Systems for real-time, high-quality and low-latency audio over the Internet that take advantage of high-speed networks are available and have been used in the last several years for distributed concerts and other musical applications (Renaud, Carôt, and Rebelo 2007). The difficulty of setting up one of these distributed sessions is, however, still very high. Most musicians involved in such sessions have experienced the disheartening amount of time that can be lost in rehearsal, where most of the time is spent adjusting the connection rather than playing music.
Keeping delay to a minimum is one of the main goals when tuning network parameters. Delay is known to be disruptive in musical performance (Chafe and Gurevich 2004), so a sensible goal is to minimize it as much as possible. Often, there is a tradeoff with audio quality. The longer the latency, the better the audio (i.e., fewer dropouts) if facing problematic network conditions. For most users who are not familiar with the network protocols and delivery of the Internet Protocol Suite (commonly known as TCP/IP), understanding the meaning of these protocols’ parameters can be daunting. (In particular, we use the User Datagram Protocol [UDP], which is part of the Internet Protocol Suite.)
We present here a server-based application that can be of use to intuitively tune these parameters using “auditory displays” (Chafe and Leistikow 2001). With it, musicians tune their network connection much like they do their instruments, using their ears. The implementation is part of the JackTrip application (Cáceres and Chafe 2009), a software program for low-latency, high-quality, and multi-channel audio streaming over TCP/IP wide-area networks (WANs). JackTrip is a peer-to-peer system which can interconnect many bidirectional nodes.
The design and architecture is first geared towards implementation of this quality-of-service (QoS) evaluation method. The architecture has also been extended to provides other types of service—in particular, a central “mixing hub” to control audio in a concert where multiple locations are involved.
QoS Evaluation Metrics
Cromer gives a good definition of QoS:
The term Quality of Service (QoS) refers to statistical performance guarantees that a network system can make regarding loss, delay, throughput, and jitter(Comer 2005, p. 510).
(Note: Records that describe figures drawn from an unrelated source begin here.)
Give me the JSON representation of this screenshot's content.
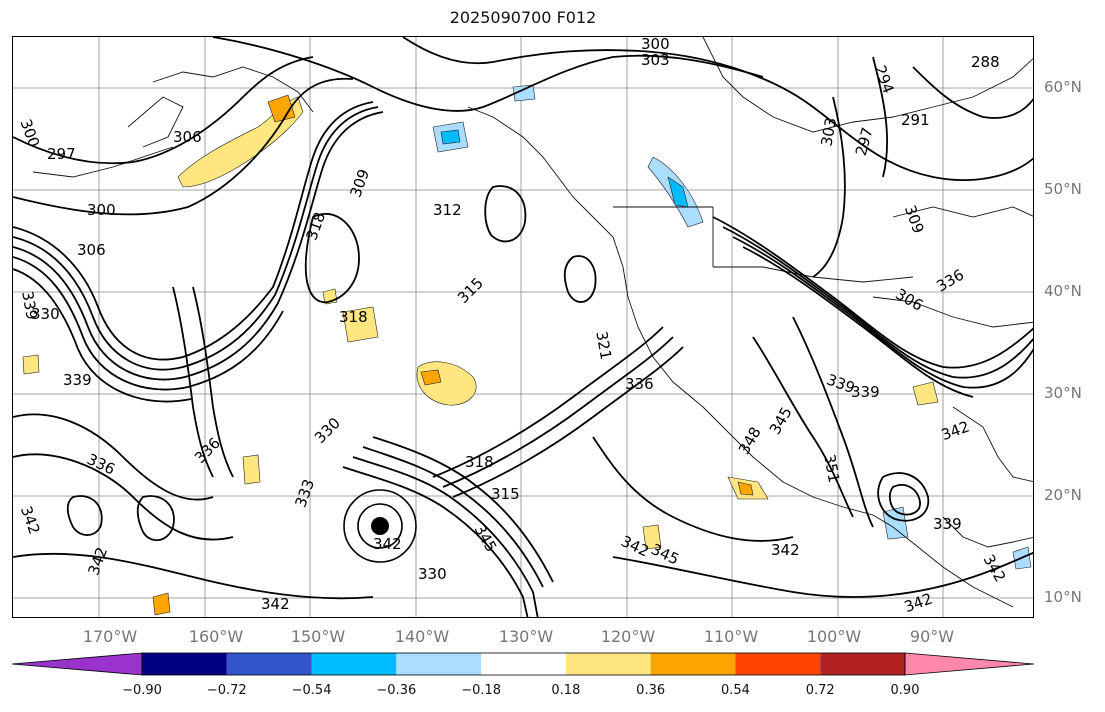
{
  "title": "2025090700 F012",
  "lat_labels": [
    "60°N",
    "50°N",
    "40°N",
    "30°N",
    "20°N",
    "10°N"
  ],
  "lon_labels": [
    "170°W",
    "160°W",
    "150°W",
    "140°W",
    "130°W",
    "120°W",
    "110°W",
    "100°W",
    "90°W"
  ],
  "contour_labels": [
    "300",
    "303",
    "300",
    "297",
    "306",
    "300",
    "306",
    "339",
    "330",
    "318",
    "309",
    "312",
    "315",
    "318",
    "321",
    "336",
    "339",
    "336",
    "330",
    "342",
    "342",
    "345",
    "342",
    "330",
    "333",
    "318",
    "315",
    "342",
    "345",
    "342",
    "351",
    "348",
    "345",
    "342",
    "339",
    "336",
    "306",
    "309",
    "303",
    "297",
    "294",
    "291",
    "288",
    "339",
    "342",
    "342",
    "339",
    "336",
    "342"
  ],
  "colorbar": {
    "ticks": [
      "−0.90",
      "−0.72",
      "−0.54",
      "−0.36",
      "−0.18",
      "0.18",
      "0.36",
      "0.54",
      "0.72",
      "0.90"
    ],
    "colors": [
      "#9933cc",
      "#000080",
      "#3355cc",
      "#00bbff",
      "#aaddff",
      "#ffffff",
      "#ffe680",
      "#ffa500",
      "#ff4500",
      "#b22222",
      "#ff88aa"
    ]
  },
  "marker": "hurricane-center"
}
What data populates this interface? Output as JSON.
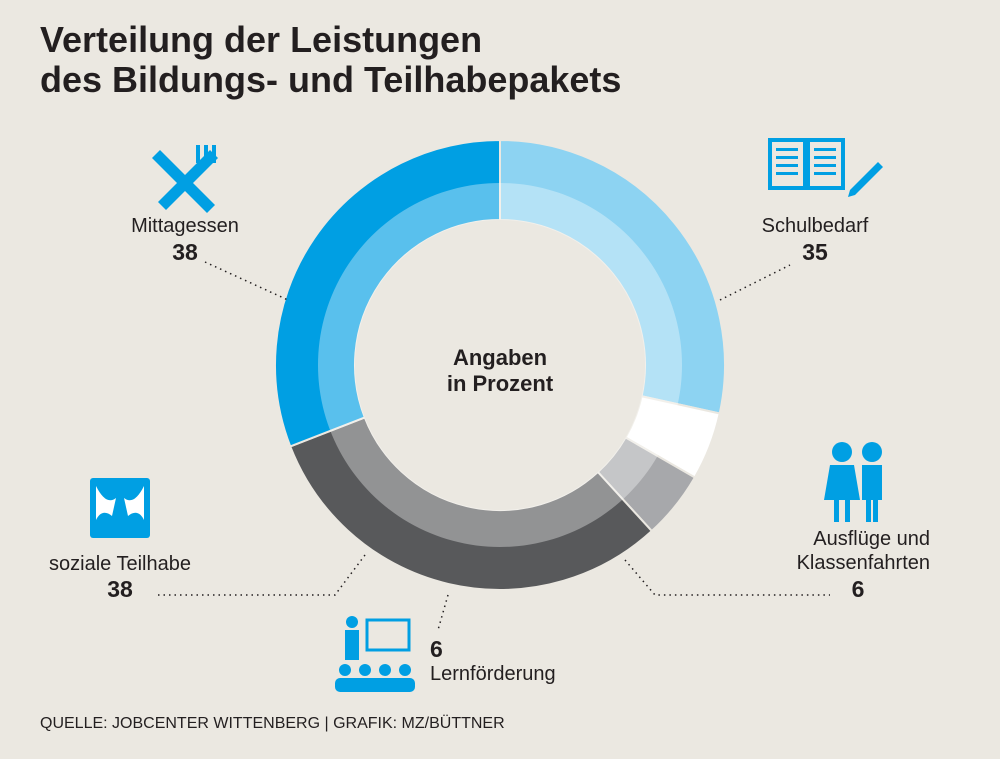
{
  "chart_data": {
    "type": "pie",
    "title": "Verteilung der Leistungen\ndes Bildungs- und Teilhabepakets",
    "center_label": "Angaben\nin Prozent",
    "categories": [
      "Schulbedarf",
      "Ausflüge und\nKlassenfahrten",
      "Lernförderung",
      "soziale Teilhabe",
      "Mittagessen"
    ],
    "values": [
      35,
      6,
      6,
      38,
      38
    ],
    "colors": [
      "#8dd3f2",
      "#ffffff",
      "#a7a8ab",
      "#58595b",
      "#009fe3"
    ],
    "source": "QUELLE: JOBCENTER WITTENBERG | GRAFIK: MZ/BÜTTNER"
  }
}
Most of the networks available today are best effort delivery, i.e., they don’t provide any specific level of QoS. As such, this infrastructure can be problematic because sound is unforgiving in regard to packet loss and jitter; any lost data is immediately audible. In evaluating a particular connection, we want to know “instantaneous” QoS, that is, assess its quality at any given moment. Users should be able to adjust their settings to achieve the optimal quality given the current bandwidth and congestion conditions. This should be convenient and a conscious part of setting up. It should also be monitored with regard to longer-term changes: a connection that is perfectly clean at 1 AM can become congested at 9 AM. A bad connection today can be a surprisingly good one a year from now when intermediate network upgrades are put in place, or when the user asks that their service be enhanced.
A connection is presently either tuned by trial and error, or is set automatically by an adaptive mechanism that changes the data rate depending on bandwidth availability (Qiao et al. 2008). Adaptive methods are typically found in unidirectional streaming and have a disadvantage for bidirectional high-quality audio. Latency is a parameter we want to keep constant. To accommodate changing amounts of jitter, adaptive methods can arbitrarily increase and decrease the local buffering, affecting total latency in a way that is very disruptive for musical performance.
In this article, we describe an implementation of a tool that lets musicians tune a connection completely by ear. Parameters like buffer size, sampling rate, packet size, and packet redundancy, among others, can be adjusted using this “auditory display” mechanism.
“Pinging” the Network, Acoustically
The advantages of evaluating very fine-grained jitter and packet loss using these “auditory displays” have been previously discussed in the literature (Chafe and Leistikow 2001). The method consists of listening to a pitched sound in order to assess delay...